Sulla collina si rinvengono anche frammenti di ceramica impressa con trattini curvi ottenuti con l’estremità semicircolare di una semi-cannuccia, oppure a zig-zag curvi ottenuti probabilmente con valve di Pectunculus; le decorazioni alcune volte sono fatte con impressioni utilizzando il bordo della conchiglia “cardium”, e per questo sono chiamate ceramiche cardiali; sono presenti anche impressioni trascinate dette “stab and drag”.

Oltre questi reperti di ceramica più grossolana, si rinvengono anche frammenti di ceramica più fine, fatti di argilla compatta e ben depurata, con pareti ben lisciate soprattutto sul lato interno, sicuramente appartenenti a vasellame di tipo domestico.

Su Monte Faraone scarsi, però di buona fattura, sono invece i frammenti di ceramica a decorazione geometrica. L’argilla si presenta rosata, poco sabbiosa, rivestita di ingubbiatura giallognola a volte arrossata dal fuoco, con decorazione dipinta con vernice opaca bruno-nerastra a motivi rettilinei a volte sormontati da puntini nella parte superiore.
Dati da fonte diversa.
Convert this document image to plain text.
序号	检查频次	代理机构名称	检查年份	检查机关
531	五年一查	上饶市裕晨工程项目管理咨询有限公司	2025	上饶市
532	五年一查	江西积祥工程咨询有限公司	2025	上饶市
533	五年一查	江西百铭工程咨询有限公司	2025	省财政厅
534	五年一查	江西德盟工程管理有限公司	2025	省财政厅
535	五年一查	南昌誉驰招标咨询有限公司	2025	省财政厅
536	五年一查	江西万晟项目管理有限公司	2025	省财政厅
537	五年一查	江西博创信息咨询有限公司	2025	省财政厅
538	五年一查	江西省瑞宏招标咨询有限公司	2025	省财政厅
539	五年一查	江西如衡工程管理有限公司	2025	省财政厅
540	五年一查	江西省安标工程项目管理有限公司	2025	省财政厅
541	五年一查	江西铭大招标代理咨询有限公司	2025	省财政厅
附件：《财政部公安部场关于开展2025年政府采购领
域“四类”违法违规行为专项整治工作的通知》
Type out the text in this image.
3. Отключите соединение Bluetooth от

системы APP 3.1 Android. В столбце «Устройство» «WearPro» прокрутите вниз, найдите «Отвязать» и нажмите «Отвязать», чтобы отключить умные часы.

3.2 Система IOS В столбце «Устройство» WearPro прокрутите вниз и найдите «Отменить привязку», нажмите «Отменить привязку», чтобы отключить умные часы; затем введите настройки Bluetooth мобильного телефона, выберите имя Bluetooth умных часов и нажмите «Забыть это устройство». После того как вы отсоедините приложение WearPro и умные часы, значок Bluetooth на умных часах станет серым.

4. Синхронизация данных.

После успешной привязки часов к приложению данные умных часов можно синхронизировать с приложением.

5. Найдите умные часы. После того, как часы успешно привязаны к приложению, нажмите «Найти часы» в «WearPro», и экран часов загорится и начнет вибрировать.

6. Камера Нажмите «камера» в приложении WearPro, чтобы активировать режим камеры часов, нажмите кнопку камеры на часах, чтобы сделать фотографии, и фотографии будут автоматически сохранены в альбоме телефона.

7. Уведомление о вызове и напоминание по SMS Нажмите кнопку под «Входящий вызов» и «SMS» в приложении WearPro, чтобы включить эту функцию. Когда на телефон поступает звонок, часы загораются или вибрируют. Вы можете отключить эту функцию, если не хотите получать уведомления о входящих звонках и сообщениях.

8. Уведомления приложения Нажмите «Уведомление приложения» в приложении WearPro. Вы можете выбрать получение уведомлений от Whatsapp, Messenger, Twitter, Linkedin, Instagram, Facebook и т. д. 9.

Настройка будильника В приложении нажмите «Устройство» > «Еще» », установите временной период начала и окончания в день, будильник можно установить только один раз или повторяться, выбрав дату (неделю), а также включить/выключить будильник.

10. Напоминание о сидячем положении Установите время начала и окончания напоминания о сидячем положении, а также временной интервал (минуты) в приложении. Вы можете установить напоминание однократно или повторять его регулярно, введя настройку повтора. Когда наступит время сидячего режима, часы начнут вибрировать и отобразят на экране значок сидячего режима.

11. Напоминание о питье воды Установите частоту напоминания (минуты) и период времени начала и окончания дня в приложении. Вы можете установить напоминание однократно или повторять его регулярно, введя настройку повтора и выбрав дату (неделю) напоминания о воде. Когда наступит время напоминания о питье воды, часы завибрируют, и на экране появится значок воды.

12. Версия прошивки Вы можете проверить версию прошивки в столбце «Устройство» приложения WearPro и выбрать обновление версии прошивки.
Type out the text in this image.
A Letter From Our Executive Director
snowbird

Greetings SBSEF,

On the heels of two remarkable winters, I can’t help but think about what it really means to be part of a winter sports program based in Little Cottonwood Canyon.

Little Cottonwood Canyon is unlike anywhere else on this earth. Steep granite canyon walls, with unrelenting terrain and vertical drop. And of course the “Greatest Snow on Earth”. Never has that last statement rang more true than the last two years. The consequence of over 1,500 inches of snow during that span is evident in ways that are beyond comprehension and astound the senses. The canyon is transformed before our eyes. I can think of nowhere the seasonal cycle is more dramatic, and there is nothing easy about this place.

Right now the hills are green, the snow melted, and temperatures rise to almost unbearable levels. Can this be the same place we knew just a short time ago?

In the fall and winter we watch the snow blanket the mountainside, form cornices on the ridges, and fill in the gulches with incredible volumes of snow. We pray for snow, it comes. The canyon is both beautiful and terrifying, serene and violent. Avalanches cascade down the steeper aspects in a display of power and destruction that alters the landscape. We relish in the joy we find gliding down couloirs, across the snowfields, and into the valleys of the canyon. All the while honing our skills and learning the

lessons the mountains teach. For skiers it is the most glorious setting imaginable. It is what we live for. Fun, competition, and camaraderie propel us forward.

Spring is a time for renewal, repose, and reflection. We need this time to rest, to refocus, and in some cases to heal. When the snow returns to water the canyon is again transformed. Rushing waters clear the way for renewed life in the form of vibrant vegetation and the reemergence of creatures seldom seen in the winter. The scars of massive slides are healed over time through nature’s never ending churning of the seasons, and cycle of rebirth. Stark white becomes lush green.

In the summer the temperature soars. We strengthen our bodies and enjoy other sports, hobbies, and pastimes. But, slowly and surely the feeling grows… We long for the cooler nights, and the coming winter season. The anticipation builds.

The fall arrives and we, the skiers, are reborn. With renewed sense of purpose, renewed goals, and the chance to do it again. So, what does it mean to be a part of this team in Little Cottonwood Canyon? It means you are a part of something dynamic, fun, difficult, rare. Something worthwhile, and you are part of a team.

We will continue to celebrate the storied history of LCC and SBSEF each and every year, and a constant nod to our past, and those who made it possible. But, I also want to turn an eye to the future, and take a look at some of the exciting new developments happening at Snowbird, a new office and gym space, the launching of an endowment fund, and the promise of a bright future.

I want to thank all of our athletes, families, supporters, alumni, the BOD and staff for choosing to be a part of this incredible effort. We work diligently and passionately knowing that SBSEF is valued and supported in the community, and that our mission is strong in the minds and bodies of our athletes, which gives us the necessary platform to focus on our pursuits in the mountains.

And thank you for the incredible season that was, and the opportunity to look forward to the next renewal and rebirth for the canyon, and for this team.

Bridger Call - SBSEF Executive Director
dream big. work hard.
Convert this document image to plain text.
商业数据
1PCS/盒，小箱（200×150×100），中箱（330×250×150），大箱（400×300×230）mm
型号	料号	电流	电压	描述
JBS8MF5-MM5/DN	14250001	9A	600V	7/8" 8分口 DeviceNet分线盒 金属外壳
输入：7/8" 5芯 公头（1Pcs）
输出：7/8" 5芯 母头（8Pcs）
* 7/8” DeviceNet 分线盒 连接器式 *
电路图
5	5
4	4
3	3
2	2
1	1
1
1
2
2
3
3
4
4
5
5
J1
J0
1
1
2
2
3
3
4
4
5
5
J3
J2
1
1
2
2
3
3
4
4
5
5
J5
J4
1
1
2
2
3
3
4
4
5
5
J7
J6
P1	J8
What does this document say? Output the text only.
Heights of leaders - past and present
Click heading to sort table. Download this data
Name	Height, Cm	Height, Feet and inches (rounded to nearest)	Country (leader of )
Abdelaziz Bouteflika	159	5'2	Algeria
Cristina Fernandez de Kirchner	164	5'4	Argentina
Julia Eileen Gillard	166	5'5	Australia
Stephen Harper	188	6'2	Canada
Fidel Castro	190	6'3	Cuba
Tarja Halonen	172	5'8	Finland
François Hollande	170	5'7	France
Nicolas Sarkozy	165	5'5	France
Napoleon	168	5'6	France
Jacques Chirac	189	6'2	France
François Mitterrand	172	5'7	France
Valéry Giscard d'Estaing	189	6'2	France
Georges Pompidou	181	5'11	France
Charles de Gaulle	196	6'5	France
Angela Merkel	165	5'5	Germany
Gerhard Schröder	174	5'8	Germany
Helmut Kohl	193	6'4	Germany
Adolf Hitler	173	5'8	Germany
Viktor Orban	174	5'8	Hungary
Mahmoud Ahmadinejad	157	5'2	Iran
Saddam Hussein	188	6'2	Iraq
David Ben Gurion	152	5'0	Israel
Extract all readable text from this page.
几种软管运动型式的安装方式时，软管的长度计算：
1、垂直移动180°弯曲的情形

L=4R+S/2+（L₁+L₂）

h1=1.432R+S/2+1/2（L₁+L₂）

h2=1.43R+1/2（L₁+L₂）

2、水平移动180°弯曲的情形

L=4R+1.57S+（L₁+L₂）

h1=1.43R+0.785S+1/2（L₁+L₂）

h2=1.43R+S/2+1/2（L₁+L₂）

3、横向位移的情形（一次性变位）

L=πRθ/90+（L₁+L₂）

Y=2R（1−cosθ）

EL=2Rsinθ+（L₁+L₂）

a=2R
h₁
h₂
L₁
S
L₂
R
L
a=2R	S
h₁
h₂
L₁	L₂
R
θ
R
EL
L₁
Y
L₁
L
Generalmente sono frammenti di orli e anse di vasi.

Foto 29 - Collina Monte Faraone: frammenti di ceramica a decorazione geometrica.
Foto 29 - Collina Monte Faraone: frammenti di ceramica a decorazione geometrica.

Nella Foto 29 sono raffigurati alcuni frammenti di ceramica a decorazione geometrica, e precisamente:

  1. frammento dell’orlo espanso e della spalla di olletta globulare decorata sull’orlo da due fasce parallele, sul collo da una fascia più larga seguita, sul corpo, da due linee sottili da cui pendono cinque linee a zig-zag;
  2. frammento di ansa a nastro, interamente decorato; una fascetta segue il contorno dell’ansa, mentre un’altra orizzontale la divide in due riquadri: in quello superiore, di forma rettangolare, è rappresentato un ramoscello stilizzato, in quello inferiore si intravedono tre fascette orizzontali e parallele.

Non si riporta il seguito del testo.